Recently, a geneticist at Oxford University, Dr. Chris Tyler-Smith, and geneticists from China and central Asia took blood samples from populations living in regions near the former Mongol empire, and they studied the Y chromosomes. These are useful in establishing lineage because Y chromosomes continue from father to son. Dr. Tyler-Smith and his colleagues found that an anomalously large number of the Y chromosomes carried a genetic signature indicating descent from a single common ancestor about a thousand years ago. The scientists theorized that the ancestor was Genghis Khan (or, more exactly, an eleventh-century ancestor of Genghis Khan). About eight per cent of all males in the region studied, or sixteen million men, possess this chromosome signature. That’s a half per cent of the world’s entire male population. It is possible, therefore, that more than thirty-two million people in the world today are descended from Genghis Khan.

Now that's patriarchy.

Dude, little did I realize -- I should have read that piece ages ago, b/c Matt mentioned it here! And blockquoted the same passage!

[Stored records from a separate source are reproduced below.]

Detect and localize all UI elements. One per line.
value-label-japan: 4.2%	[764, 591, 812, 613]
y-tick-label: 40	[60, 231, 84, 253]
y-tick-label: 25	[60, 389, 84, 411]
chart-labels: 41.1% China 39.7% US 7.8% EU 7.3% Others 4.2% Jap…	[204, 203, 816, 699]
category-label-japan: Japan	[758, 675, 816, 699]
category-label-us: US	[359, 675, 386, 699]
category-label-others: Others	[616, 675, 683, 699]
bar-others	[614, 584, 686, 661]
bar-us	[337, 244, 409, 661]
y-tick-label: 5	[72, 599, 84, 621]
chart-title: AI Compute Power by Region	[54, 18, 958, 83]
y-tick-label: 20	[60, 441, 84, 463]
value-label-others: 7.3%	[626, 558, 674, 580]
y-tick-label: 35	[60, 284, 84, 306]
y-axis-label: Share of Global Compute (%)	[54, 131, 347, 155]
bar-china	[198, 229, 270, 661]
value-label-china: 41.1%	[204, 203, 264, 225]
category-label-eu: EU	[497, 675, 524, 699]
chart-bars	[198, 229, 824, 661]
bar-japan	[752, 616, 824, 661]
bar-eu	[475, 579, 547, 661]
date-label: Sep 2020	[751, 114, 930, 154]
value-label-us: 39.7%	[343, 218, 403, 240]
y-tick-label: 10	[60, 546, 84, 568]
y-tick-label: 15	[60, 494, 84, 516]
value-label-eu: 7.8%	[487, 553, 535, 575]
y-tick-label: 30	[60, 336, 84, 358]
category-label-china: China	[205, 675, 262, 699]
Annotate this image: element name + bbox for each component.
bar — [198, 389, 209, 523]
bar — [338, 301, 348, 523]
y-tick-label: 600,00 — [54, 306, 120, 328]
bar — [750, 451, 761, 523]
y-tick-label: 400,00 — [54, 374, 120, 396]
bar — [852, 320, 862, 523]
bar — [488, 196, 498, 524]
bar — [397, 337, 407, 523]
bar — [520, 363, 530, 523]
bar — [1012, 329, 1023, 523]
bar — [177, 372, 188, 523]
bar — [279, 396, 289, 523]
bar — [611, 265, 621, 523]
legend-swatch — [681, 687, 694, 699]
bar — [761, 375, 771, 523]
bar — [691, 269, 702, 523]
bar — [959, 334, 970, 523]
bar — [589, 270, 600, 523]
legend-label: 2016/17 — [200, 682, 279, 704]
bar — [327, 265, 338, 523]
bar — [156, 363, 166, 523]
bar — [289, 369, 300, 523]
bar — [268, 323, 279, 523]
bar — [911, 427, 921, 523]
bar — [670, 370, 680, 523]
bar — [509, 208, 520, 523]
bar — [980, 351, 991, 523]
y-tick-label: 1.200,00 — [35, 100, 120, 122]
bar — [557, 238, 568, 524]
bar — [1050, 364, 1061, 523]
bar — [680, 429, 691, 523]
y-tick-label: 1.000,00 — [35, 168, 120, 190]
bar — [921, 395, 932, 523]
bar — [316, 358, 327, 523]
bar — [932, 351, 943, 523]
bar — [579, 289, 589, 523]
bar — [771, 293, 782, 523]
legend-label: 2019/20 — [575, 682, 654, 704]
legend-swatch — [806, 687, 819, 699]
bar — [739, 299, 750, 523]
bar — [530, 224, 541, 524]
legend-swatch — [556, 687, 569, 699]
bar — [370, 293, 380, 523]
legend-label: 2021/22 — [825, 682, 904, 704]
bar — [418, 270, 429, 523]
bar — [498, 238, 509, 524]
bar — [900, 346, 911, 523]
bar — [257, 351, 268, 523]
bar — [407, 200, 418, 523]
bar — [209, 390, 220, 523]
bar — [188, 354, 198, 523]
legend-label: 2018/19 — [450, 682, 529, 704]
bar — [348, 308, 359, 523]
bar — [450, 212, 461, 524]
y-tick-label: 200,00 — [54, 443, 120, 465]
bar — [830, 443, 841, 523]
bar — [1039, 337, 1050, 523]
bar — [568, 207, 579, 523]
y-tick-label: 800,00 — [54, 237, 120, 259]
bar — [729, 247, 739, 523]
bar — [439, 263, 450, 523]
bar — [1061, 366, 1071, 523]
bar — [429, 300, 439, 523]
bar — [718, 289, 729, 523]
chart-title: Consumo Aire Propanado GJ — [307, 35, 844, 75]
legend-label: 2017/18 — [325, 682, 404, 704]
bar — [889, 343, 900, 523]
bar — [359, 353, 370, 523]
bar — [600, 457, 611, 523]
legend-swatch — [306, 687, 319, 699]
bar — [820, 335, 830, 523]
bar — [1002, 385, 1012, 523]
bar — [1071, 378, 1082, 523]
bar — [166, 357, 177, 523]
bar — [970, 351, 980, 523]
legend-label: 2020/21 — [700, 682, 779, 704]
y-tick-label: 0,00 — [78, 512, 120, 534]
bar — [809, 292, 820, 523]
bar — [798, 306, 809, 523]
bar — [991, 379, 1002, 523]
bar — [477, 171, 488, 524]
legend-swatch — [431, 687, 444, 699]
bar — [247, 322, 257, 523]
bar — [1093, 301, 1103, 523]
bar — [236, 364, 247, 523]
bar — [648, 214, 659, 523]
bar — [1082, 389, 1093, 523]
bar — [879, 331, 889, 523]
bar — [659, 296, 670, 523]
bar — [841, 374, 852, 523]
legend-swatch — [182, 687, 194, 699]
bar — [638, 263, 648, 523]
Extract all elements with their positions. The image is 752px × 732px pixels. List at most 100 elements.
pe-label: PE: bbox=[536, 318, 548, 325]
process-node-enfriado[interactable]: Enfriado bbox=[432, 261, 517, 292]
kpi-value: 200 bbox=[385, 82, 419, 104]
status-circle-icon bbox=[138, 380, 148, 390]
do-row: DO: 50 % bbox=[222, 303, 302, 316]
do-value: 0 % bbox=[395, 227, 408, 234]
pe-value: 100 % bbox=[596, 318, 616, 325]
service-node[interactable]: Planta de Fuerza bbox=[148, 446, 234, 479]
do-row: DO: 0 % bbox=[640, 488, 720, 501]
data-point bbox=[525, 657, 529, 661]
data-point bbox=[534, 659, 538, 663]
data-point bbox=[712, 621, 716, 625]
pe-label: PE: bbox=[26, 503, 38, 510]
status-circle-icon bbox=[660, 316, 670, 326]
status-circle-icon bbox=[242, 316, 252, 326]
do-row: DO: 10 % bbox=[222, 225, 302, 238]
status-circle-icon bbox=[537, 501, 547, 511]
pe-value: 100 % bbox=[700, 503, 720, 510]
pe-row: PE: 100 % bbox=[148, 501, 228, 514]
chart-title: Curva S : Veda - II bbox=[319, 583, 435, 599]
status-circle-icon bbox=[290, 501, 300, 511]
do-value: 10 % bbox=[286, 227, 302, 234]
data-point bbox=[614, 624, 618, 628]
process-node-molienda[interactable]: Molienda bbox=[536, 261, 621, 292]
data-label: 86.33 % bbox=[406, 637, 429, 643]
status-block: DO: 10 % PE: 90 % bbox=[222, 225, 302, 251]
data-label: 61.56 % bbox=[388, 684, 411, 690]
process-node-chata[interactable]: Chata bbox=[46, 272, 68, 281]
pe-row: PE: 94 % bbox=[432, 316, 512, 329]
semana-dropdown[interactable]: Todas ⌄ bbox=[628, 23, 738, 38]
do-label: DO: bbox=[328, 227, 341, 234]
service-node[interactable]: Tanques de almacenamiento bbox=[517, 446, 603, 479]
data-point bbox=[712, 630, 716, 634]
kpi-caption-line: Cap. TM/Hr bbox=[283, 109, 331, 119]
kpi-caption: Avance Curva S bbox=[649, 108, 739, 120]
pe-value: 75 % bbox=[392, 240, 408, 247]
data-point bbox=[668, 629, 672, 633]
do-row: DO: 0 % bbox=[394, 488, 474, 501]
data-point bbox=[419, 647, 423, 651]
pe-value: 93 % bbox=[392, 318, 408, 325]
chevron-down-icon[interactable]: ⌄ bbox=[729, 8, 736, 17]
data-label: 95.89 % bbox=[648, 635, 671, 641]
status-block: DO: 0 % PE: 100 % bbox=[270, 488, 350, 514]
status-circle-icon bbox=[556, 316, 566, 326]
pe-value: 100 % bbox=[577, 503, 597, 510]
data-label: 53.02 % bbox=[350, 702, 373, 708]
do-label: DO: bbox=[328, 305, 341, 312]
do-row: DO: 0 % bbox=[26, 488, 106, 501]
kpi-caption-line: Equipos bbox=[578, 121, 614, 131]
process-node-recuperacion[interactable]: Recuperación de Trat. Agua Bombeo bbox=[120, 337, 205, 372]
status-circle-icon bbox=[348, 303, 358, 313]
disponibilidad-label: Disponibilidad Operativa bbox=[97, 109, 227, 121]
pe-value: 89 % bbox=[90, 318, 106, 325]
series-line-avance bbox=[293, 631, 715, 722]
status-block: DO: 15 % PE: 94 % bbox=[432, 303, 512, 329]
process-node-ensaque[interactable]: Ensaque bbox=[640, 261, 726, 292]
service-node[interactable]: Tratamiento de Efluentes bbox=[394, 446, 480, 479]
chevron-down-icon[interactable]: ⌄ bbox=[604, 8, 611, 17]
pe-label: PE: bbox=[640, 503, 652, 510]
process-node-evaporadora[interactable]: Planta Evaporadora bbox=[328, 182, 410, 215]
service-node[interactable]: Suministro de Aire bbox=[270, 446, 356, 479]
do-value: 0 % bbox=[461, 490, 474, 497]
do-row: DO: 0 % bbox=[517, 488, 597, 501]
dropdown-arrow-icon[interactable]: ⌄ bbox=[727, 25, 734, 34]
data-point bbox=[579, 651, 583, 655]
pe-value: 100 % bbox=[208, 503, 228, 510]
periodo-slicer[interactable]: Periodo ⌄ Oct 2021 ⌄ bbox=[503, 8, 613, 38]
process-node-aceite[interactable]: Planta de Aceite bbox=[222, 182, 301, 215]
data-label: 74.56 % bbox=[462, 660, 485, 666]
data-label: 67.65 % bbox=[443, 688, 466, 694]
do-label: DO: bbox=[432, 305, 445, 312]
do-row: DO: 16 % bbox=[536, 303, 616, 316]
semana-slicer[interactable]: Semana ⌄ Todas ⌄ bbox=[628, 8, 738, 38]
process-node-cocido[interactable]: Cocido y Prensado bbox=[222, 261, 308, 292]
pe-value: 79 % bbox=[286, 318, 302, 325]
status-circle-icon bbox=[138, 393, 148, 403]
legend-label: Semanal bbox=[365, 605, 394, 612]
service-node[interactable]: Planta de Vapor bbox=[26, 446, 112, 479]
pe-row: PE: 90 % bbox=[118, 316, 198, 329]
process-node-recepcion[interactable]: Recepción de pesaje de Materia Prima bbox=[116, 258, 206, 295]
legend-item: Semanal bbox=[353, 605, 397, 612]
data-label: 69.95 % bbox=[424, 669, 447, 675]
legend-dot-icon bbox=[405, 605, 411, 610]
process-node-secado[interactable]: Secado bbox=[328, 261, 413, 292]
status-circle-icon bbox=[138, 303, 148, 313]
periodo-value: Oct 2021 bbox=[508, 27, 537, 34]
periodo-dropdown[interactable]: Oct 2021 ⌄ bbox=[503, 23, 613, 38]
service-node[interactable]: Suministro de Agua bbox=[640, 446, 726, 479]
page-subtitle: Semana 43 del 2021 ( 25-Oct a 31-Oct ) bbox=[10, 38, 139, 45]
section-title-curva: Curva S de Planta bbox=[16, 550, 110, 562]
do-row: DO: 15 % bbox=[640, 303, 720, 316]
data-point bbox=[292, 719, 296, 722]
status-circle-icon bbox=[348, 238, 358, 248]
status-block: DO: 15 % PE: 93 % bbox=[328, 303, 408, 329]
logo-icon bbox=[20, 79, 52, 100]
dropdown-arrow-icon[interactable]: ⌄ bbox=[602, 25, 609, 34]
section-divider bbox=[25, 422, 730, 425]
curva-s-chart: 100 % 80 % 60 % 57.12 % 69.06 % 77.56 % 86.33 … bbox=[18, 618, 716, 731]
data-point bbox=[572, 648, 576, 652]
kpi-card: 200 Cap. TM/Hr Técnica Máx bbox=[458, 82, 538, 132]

I don't know if that's awesome or sad.

A point that the article should have made about descent: Since Y chromosomes are only transmitted father to son, those sixteen million men are just the tip of the iceberg. They're direct male line descendents of Genghis; the sons of Genghis' daughters, the sons of their daughters, etc., etc. wouldn't carry that distinctive Y chromosome, thanks to the intervening female. They're descendents nonetheless. The estimate of 32 million descendents for Genghis is probably off by an order of magnitude at least.

See this recent Slate article for more on descendents of ancient figures.